Making Reddit data accessible to researchers, moderators and everyone else. Interact with the data through large dumps, an API or web interface.
https://arctic-shift.photon-reddit.com
234 stars 15 forks source link

Clarification Regarding Data Anomalies #24

Open TehilaC opened 3 weeks ago

TehilaC commented 3 weeks ago

Hello,

I am currently working on my thesis and have been using your Reddit dataset for my research. I want to express my gratitude for the hard work that has gone into compiling and this valuable resource.

While analyzing the data, I encountered an issue that I couldn't resolve through the available documentation. Specifically, I noticed that some entries have negative "ups" values.
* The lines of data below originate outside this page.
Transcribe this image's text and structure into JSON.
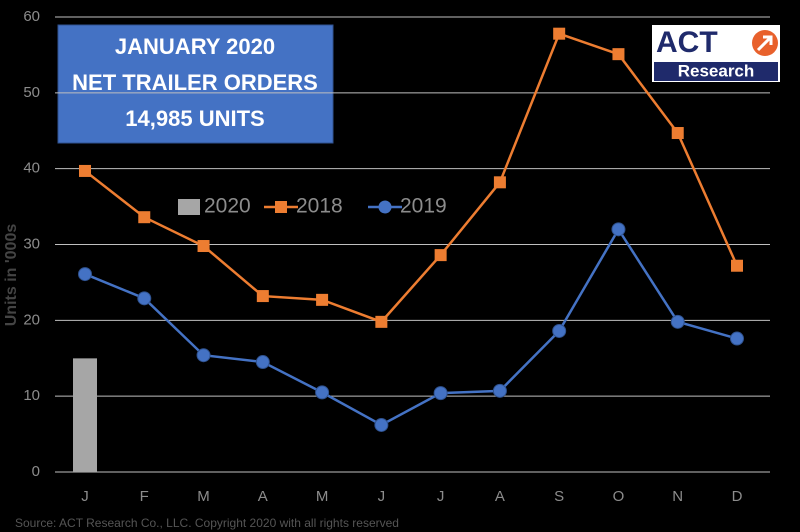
{
  "chart_data": {
    "type": "bar_line",
    "title": [
      "JANUARY 2020",
      "NET TRAILER ORDERS",
      "14,985 UNITS"
    ],
    "logo": {
      "text": "ACT",
      "subtext": "Research"
    },
    "y_label": "Units in '000s",
    "source": "Source: ACT Research Co., LLC. Copyright 2020 with all rights reserved",
    "categories": [
      "J",
      "F",
      "M",
      "A",
      "M",
      "J",
      "J",
      "A",
      "S",
      "O",
      "N",
      "D"
    ],
    "series": [
      {
        "name": "2020",
        "type": "bar",
        "color": "#a6a6a6",
        "values": [
          14.985,
          null,
          null,
          null,
          null,
          null,
          null,
          null,
          null,
          null,
          null,
          null
        ]
      },
      {
        "name": "2018",
        "type": "line",
        "marker": "square",
        "color": "#ed7d31",
        "values": [
          39.7,
          33.6,
          29.8,
          23.2,
          22.7,
          19.8,
          28.6,
          38.2,
          57.8,
          55.1,
          44.7,
          27.2
        ]
      },
      {
        "name": "2019",
        "type": "line",
        "marker": "circle",
        "color": "#4472c4",
        "values": [
          26.1,
          22.9,
          15.4,
          14.5,
          10.5,
          6.2,
          10.4,
          10.7,
          18.6,
          32.0,
          19.8,
          17.6
        ]
      }
    ],
    "ylim": [
      0,
      60
    ],
    "yticks": [
      0,
      10,
      20,
      30,
      40,
      50,
      60
    ],
    "grid": true
  }
}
To the best of my understanding, this field is supposed to represent upvotes, so I am unsure how it can contain negative values. Additionally, I observed that the "ups" value is always identical to the "score" value, while the "downs" field is either empty or zero.
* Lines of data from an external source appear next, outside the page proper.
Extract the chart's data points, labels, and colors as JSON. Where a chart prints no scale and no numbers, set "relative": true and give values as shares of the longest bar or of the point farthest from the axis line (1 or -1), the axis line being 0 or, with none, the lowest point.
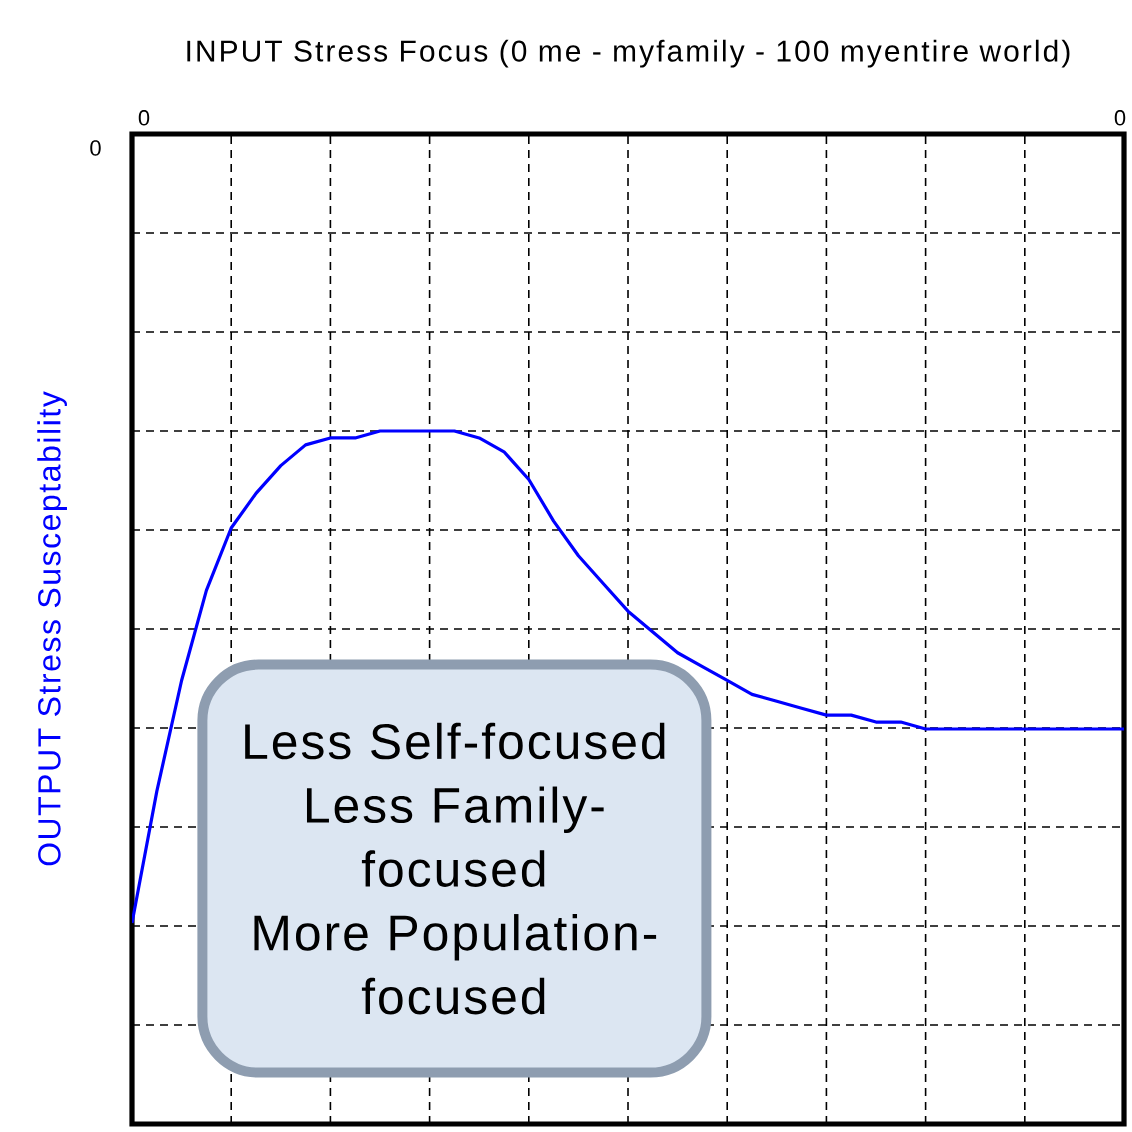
{
  "chart_data": {
    "type": "line",
    "title": "INPUT Stress Focus (0 me - myfamily - 100 myentire world)",
    "ylabel": "OUTPUT Stress Susceptability",
    "categories": [
      null,
      null,
      null,
      null,
      null,
      null,
      null,
      null,
      null,
      null,
      null,
      null,
      null,
      null,
      null,
      null,
      null,
      null,
      null,
      null,
      null,
      null,
      null,
      null,
      null,
      null,
      null,
      null,
      null,
      null,
      null,
      null,
      null,
      null,
      null,
      null,
      null,
      null,
      null,
      null,
      null
    ],
    "series": [
      {
        "color": "#0000ff",
        "values": [
          0.29,
          0.48,
          0.64,
          0.77,
          0.86,
          0.91,
          0.95,
          0.98,
          0.99,
          0.99,
          1,
          1,
          1,
          1,
          0.99,
          0.97,
          0.93,
          0.87,
          0.82,
          0.78,
          0.74,
          0.71,
          0.68,
          0.66,
          0.64,
          0.62,
          0.61,
          0.6,
          0.59,
          0.59,
          0.58,
          0.58,
          0.57,
          0.57,
          0.57,
          0.57,
          0.57,
          0.57,
          0.57,
          0.57,
          0.57
        ]
      }
    ],
    "relative": true,
    "grid": true,
    "annotations": [
      "0",
      "0",
      "0",
      "Less Self-focused",
      "Less Family-focused",
      "More Population-focused"
    ]
  }
}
Could you please clarify if this is expected behavior? Is it correct to assume that the "ups" and "score" values are currently identical and that separate "downs" data is not available?

I would greatly appreciate any insights you can provide.

Thanks again for your valuable work. Please note that I will, of course, properly cite your dataset in my final paper :)

ArthurHeitmann commented 3 weeks ago

In the early days of reddit, you could see exactly how many up and down votes something had. That's where there ups, downs and score (sum of both) fields come from. Then at some point reddit decided to only show the total score. But for backwards compatibility reasons, the original fields remain. downs is now always 0, and ups and score is the same. For posts you can estimate the ups and downs using the upvote_ratio.

In addition, to make vote manipulation more difficult, reddit fuzes all vote related numbers. So all votes are only accurate +/- a couple of percent.

But when looking at scores from this dataset, you have to be careful what values are useful at all. Because most content will only have been retrieved once or twice, and since then the scores have not been updated.

TehilaC commented 3 weeks ago

Thank you for your response.

I have two clarification questions:

  1. In the last paragraph, do you mean that the data is only updated up to the extraction date for each row?

  2. Is the ratio between the data still accurate after this manipulation?

ArthurHeitmann commented 3 weeks ago

Most objects have a ´retrieved_on´ and some a retrieved_2nd_on field, indicating when the data was retrieved. created_utc says when a thing was posted by the author. If something was only retrieved once and within only a few minutes of its creation, score are unreliable. If at least a couple of hours or even days have passed, the score is a lot more accurate.

Regarding upvote rations, without knowing exactly how reddit calculates the scores (their algorithms can change over time), it's hard to say for certain.

If the dataset you're looking at isn't too large, you can also collect all ids and request them again from reddit yourself. Then you'll have the most up to date values.